Laigueglia

Vom Meer aus gesehen wirkt Laigueglia ebenfalls wie eine Theaterkulisse mit einem für ligurischen Verhältnisse außergewöhnlich breiten Sandstrand dahinter mit wuchtigen farbenprächtigen Strandpalazzi sowie dicht gedrängten Häusern über schmalen Gassen. Über dem Ort etwas zurückgesetzt jenseits der Via Aurelia thront wiederum mit sanft geschwungener Fassade und zwei Türmen die eindrucksvolle Barockkirche San Mateo. Im reich geschmückten Innenraum finden sich Gemälde namhafter Genueser Künstler wie Gregorio de Ferrari und Bernard Strozzi.

Laiguelia war schon zur römischen Zeit besiedelt. Im Mittelalter befand sich hier ein wichtiger Hafen und im 17. und 18. Jahrhundert erlebte der Ort durch die Korallenfischerei und einer Flotte mit bis zu 40 Schiffen eine wirtschaftliche Blütezeit. Aus dieser Zeit stammen wuchtigen farbenprächtigen Strandpalazzi entlang der lang gestreckten Beine des Ordens solle.

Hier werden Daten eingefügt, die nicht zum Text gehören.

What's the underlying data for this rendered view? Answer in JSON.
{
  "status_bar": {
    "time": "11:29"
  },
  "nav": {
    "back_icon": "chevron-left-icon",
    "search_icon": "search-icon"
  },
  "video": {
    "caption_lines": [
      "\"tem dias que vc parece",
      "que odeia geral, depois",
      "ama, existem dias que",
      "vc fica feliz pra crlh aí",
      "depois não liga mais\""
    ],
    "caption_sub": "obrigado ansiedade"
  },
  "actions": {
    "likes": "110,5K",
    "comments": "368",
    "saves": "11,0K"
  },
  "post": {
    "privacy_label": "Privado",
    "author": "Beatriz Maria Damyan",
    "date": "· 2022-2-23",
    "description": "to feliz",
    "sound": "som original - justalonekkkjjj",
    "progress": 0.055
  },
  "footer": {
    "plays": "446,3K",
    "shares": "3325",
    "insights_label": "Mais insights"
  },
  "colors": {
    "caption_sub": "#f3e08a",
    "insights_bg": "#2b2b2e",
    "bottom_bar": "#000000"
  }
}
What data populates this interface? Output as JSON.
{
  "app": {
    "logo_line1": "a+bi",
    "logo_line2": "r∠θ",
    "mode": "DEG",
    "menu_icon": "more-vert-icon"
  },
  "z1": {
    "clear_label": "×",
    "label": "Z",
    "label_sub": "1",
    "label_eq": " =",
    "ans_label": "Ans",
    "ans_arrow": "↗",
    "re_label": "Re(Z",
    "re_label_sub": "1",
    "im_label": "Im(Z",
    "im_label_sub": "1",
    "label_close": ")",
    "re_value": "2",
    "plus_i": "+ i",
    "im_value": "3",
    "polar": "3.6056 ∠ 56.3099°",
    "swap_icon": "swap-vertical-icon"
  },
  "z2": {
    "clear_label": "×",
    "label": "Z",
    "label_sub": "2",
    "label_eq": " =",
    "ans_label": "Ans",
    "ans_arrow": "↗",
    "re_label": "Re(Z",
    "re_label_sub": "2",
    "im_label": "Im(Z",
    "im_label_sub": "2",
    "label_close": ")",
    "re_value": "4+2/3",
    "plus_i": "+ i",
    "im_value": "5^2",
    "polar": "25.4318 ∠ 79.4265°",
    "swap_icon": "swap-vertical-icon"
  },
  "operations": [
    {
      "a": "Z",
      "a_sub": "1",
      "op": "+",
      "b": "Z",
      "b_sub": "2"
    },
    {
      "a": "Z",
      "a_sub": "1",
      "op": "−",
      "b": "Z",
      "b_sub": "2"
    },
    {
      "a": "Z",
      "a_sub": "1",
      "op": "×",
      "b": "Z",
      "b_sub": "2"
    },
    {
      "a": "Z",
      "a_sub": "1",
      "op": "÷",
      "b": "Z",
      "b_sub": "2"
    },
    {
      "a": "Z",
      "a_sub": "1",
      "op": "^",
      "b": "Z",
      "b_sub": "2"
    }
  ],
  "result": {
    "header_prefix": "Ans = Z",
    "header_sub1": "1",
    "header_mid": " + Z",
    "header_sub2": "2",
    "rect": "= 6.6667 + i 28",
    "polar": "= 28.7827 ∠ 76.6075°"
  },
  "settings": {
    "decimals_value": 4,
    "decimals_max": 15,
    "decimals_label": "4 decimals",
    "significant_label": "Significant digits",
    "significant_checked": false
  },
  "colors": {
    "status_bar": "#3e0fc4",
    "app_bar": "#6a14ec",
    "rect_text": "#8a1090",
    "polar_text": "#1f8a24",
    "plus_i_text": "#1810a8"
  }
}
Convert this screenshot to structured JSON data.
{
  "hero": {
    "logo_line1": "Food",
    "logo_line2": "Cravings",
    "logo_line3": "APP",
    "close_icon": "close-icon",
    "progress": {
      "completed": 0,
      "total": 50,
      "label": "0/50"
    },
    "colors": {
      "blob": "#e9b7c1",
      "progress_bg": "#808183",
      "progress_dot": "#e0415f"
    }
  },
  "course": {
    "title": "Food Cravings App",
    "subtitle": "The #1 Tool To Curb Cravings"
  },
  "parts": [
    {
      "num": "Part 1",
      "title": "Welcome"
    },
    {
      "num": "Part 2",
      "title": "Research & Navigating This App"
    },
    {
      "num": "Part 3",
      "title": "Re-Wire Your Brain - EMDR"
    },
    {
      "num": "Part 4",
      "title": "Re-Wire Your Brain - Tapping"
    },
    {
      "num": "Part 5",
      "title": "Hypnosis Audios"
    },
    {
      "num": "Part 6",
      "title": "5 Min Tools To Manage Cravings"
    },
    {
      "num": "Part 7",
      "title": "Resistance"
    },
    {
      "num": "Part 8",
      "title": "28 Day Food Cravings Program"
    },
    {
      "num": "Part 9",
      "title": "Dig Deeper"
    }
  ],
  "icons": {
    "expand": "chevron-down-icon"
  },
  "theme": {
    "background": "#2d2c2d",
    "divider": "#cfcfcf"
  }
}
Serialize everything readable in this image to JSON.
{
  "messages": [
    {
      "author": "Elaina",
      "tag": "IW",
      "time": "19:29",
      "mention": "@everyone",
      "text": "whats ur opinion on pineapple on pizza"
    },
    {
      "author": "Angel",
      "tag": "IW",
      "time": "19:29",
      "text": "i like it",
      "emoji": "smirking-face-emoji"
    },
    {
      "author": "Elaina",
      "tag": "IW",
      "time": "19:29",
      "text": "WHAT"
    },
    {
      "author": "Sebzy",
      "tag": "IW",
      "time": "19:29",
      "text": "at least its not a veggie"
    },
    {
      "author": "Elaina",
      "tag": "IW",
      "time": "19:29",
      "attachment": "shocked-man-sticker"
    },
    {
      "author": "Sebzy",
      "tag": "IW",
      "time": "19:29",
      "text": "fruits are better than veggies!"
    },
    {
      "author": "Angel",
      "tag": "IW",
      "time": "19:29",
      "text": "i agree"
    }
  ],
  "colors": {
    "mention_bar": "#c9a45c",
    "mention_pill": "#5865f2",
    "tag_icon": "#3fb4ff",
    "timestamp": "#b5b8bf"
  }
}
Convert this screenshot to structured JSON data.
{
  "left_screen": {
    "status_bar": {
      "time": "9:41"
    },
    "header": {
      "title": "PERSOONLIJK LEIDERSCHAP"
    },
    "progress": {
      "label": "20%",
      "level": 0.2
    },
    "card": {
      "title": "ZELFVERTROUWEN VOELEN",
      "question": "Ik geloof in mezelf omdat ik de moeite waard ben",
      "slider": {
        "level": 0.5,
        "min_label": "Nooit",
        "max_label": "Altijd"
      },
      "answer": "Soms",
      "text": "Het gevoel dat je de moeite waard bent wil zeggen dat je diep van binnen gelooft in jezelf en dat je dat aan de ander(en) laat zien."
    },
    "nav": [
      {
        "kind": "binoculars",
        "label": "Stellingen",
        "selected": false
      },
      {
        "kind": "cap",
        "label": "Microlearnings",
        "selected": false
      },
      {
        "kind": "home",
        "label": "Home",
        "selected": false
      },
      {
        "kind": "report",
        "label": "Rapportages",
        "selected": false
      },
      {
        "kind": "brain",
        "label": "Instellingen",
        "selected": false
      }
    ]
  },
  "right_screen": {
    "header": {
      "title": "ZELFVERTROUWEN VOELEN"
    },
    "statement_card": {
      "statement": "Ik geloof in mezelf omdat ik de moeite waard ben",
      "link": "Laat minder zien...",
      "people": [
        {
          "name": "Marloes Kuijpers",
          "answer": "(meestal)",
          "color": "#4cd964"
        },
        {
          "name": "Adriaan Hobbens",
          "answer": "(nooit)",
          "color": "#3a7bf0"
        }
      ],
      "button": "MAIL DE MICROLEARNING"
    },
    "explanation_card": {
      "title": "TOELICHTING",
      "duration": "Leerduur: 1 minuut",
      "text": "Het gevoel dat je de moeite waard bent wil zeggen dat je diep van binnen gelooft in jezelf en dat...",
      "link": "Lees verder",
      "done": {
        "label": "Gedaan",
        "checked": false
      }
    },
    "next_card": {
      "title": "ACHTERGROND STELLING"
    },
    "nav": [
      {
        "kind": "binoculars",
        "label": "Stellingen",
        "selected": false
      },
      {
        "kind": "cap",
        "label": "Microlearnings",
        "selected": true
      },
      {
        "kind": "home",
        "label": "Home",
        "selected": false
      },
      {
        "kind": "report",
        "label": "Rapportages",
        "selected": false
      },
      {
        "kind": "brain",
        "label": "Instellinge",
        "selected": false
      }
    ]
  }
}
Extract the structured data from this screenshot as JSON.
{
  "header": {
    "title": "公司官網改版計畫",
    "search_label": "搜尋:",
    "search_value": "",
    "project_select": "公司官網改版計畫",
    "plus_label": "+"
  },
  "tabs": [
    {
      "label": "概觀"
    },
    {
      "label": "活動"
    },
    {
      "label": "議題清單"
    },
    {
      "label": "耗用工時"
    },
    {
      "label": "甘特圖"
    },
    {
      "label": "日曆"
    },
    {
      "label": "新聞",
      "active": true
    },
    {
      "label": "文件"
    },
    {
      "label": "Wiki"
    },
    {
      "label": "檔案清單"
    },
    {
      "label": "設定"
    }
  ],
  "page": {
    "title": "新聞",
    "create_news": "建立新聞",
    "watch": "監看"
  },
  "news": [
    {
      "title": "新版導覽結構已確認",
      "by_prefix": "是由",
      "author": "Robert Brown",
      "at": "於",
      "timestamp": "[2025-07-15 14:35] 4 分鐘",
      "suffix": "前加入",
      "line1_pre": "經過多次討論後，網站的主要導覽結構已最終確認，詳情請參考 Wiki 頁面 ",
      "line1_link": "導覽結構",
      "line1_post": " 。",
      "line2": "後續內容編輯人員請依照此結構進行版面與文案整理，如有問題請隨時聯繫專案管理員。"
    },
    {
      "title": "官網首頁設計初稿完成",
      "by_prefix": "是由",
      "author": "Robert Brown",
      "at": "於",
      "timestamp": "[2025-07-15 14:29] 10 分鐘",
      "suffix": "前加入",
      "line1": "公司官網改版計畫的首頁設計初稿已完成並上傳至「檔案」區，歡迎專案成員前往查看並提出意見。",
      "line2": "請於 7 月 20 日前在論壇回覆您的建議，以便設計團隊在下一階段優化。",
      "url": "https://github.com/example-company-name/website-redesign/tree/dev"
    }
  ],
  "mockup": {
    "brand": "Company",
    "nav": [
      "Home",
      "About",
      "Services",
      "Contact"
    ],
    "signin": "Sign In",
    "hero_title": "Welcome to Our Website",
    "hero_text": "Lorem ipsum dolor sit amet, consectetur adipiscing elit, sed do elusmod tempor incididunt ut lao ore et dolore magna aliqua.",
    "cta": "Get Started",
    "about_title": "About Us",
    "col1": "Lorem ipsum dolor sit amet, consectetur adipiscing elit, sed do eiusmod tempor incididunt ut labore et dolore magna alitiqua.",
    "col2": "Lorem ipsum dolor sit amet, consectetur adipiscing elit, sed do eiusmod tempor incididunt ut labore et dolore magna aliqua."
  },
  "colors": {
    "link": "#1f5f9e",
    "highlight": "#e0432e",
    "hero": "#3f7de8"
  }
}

Mehrere Torbögen und Eingänge führen ins Innere des alten Fischerdorfes. Die Altstadt ist belebt, jedenfalls im Sommer wenn sich viele Touristen aus aller Nation durch die schmale Geschäftsgasse Via Dante schieben. I lebt vor allem vom Winter ist es eher verschlafen, denn der Ort lebt vor allem vom Tourismus. Einige Plätze reihen sich aneinander und sind überwiegend zum Meer hin geöffnet. Die Uferlinie des Ortes wird von prächtigen Palazzi gesäumt. Davor haben immer noch Fischer ihr Revier. Die Fischerboote liegen hier einfach auf dem breiten Strand oder dümpeln im flachen Wasser. Einzige Unterbrechung des breiten Sandstrand ist eine Mole zu beiden Seiten herein sich zahlreiche Strandbäder aneinander. Mitte Juli gibt es hier immer ein Sarazenen-Spektakel.